Spending the first ten years of my life being told on one side that we’d all be annihilated in a nuclear war. And by the other side that the nuclear war was good actually because it was the Battle of Armageddon which we should all look forward to and was also going to show up any time, probably this year, is a big part of why I have such a strong, hair-trigger “Shut up, Doomer!” reflex.
This is likely how
Although no war has made a dent in human population growth, plague did. The presumption of this video that if humans can just hold on through a few more centuries we will somehow slove all our problems seems really far-fetched. Dense populations will always be in danger of pandemics.

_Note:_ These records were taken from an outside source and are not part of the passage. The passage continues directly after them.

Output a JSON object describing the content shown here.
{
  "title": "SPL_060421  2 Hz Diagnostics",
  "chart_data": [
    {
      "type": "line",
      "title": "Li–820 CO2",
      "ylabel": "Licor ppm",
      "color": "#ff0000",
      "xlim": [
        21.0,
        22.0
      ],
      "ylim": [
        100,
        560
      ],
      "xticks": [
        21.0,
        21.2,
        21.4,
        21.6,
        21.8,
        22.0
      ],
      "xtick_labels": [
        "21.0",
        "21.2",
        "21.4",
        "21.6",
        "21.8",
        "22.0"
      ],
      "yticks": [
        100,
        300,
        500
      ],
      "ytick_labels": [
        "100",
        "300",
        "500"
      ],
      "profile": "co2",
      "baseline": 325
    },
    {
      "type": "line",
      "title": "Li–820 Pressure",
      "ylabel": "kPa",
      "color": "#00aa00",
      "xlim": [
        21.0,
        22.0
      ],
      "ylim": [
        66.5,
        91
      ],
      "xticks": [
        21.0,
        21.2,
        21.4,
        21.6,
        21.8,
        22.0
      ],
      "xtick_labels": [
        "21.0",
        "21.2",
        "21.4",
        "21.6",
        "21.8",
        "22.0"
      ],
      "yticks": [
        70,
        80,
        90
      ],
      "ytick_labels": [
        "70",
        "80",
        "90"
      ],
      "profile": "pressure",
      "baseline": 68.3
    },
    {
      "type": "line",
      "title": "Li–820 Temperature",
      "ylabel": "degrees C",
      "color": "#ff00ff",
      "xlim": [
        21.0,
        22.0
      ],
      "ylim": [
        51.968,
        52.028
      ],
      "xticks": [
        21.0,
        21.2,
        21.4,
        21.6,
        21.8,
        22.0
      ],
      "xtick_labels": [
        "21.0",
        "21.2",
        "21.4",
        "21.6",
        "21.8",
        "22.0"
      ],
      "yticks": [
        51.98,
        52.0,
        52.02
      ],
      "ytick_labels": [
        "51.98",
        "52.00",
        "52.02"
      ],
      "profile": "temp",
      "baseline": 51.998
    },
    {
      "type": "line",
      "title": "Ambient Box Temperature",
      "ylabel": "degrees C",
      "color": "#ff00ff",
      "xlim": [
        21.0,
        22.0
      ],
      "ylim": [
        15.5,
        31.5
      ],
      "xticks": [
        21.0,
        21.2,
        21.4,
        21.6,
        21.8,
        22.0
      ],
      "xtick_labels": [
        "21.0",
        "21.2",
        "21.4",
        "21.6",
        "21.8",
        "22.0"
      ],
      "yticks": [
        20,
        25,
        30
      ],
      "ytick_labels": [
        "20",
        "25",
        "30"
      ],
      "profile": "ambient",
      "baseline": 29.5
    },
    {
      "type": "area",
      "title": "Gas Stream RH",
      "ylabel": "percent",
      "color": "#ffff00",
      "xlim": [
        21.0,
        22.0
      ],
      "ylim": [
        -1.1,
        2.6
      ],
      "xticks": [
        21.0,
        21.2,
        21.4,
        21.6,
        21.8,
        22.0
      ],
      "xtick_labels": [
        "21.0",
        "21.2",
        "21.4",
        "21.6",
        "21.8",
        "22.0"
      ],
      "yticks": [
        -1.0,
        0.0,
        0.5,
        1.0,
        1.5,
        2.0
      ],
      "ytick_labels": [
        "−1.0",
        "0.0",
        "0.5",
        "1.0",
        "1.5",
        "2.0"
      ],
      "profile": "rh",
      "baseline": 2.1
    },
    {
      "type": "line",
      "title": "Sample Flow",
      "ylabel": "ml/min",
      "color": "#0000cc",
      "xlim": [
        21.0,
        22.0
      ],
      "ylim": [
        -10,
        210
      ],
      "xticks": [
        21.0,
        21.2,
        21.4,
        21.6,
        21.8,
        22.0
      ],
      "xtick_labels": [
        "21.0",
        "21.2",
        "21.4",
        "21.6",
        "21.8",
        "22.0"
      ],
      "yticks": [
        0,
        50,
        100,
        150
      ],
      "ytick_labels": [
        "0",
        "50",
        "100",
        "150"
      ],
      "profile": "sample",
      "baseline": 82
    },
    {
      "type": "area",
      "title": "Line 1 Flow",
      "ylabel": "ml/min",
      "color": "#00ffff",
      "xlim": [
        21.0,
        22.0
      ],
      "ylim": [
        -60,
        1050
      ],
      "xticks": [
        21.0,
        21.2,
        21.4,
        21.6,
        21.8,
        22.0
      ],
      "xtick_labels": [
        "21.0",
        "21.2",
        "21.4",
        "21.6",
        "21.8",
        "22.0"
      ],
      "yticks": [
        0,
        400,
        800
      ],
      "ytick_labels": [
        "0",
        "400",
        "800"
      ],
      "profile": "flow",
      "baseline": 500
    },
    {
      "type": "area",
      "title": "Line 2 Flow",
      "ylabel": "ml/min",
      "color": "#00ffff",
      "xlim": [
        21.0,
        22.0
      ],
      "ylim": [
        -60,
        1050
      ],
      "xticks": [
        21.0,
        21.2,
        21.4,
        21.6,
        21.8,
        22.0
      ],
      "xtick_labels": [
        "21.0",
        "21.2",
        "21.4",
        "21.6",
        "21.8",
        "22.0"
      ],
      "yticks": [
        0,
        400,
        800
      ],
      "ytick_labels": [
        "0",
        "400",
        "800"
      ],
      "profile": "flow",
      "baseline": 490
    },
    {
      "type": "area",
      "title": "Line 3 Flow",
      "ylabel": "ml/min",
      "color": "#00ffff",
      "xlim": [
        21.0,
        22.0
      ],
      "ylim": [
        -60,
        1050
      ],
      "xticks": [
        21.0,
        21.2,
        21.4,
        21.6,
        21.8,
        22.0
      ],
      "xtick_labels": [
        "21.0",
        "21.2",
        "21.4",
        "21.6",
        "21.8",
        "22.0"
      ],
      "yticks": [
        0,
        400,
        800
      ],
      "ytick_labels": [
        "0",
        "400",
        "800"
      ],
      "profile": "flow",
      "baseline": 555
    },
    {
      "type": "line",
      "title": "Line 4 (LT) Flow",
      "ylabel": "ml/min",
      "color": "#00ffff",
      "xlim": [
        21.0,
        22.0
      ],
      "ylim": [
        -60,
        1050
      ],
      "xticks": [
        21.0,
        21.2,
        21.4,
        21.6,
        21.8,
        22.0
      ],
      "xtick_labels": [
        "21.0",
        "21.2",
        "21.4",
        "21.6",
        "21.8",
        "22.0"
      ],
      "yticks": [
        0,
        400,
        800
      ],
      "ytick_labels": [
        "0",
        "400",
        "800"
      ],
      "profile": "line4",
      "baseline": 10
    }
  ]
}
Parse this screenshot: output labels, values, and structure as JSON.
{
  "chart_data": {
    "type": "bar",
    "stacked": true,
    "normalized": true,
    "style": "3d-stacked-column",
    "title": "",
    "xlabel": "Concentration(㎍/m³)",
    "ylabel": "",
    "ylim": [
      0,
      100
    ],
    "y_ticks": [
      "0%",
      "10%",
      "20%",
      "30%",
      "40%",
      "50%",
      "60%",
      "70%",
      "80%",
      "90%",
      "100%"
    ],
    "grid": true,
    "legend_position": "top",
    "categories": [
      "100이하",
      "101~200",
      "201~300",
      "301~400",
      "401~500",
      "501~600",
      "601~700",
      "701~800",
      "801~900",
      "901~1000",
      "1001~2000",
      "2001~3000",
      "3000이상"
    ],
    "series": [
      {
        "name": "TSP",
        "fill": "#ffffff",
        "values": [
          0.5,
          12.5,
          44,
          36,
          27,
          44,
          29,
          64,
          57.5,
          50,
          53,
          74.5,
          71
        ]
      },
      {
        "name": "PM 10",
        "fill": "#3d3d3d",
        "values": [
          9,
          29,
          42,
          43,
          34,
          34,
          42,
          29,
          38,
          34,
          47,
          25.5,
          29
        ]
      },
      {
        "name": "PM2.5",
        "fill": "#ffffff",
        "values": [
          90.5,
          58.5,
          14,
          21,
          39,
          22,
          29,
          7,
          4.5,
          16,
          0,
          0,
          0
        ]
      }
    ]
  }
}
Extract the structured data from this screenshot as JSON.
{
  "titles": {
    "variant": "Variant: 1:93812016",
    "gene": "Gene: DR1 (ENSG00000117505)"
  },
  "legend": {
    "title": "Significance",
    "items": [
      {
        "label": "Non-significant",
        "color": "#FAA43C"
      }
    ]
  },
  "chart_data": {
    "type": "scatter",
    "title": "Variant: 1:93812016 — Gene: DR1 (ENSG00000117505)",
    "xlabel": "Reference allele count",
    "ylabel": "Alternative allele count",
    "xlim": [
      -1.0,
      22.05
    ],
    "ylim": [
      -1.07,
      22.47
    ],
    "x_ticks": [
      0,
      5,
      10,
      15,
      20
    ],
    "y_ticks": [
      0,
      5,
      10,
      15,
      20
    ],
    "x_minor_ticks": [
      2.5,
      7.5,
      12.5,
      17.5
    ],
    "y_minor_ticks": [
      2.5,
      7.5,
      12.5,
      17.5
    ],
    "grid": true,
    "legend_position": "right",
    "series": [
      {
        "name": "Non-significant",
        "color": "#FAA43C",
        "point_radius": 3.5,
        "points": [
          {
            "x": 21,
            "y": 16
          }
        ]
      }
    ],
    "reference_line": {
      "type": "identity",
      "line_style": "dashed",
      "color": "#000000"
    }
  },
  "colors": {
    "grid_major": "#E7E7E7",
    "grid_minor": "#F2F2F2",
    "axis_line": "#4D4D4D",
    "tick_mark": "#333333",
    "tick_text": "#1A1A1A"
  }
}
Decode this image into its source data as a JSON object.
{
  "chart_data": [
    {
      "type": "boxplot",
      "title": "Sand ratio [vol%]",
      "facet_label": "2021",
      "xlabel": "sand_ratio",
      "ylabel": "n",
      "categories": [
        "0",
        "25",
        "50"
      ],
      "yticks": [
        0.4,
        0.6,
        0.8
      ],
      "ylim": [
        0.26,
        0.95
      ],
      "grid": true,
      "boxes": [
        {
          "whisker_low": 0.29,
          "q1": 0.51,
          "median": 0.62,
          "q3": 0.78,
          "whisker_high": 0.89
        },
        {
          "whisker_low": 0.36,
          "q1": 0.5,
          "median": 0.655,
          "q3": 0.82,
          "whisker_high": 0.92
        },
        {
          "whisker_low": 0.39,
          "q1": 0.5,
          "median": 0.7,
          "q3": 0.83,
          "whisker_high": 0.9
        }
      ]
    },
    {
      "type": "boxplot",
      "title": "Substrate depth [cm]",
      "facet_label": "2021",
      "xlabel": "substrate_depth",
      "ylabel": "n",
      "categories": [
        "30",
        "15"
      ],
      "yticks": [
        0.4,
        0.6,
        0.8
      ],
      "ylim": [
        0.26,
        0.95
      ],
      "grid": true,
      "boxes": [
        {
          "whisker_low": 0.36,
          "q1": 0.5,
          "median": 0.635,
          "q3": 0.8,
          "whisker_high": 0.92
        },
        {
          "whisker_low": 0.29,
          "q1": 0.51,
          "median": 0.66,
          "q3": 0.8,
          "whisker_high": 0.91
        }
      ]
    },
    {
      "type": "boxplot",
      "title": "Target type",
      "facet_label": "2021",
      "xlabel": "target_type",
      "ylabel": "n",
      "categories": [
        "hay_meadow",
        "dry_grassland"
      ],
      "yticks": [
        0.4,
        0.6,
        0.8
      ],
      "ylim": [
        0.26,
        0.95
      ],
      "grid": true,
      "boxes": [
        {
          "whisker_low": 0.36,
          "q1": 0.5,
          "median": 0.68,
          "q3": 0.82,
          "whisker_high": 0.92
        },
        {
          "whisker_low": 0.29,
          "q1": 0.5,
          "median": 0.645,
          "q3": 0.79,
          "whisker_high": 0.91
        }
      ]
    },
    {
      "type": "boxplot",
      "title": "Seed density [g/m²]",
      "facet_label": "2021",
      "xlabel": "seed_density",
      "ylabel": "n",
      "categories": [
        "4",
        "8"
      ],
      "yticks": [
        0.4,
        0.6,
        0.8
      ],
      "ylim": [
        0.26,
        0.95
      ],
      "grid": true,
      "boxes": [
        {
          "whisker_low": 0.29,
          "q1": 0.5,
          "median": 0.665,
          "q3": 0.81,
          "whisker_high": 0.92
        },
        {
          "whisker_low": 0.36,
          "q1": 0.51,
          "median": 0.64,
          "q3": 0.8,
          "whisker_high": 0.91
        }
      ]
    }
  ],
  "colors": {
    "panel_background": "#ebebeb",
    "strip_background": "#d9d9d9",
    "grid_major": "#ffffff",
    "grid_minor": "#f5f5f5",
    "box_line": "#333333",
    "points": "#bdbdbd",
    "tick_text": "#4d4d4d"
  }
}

I think that 10 million years from now there will still be descendants of Homo sapiens (whether they are called something else then is arbitrary) on Earth, but see no reason to think there will be as many people as there are now
We only have n=1 for speciation in a species with technology though. It may that we have artificially frozen (or at least slowed) evolution because of how we manage healthcare and assist many folks to live to childbearing age who might not otherwise have done so. This is a good thing, of course, both morally and pragmatically for our species, since you never know who the next Stephen Hawking will be. However I don’t think we know how this will affect evolution of modern Homo Sapiens over the next few hundred thousand years.
I suppose it depends what you mean by human. Species change on that type of time scale, but once you’re in a clade you’re stuck there.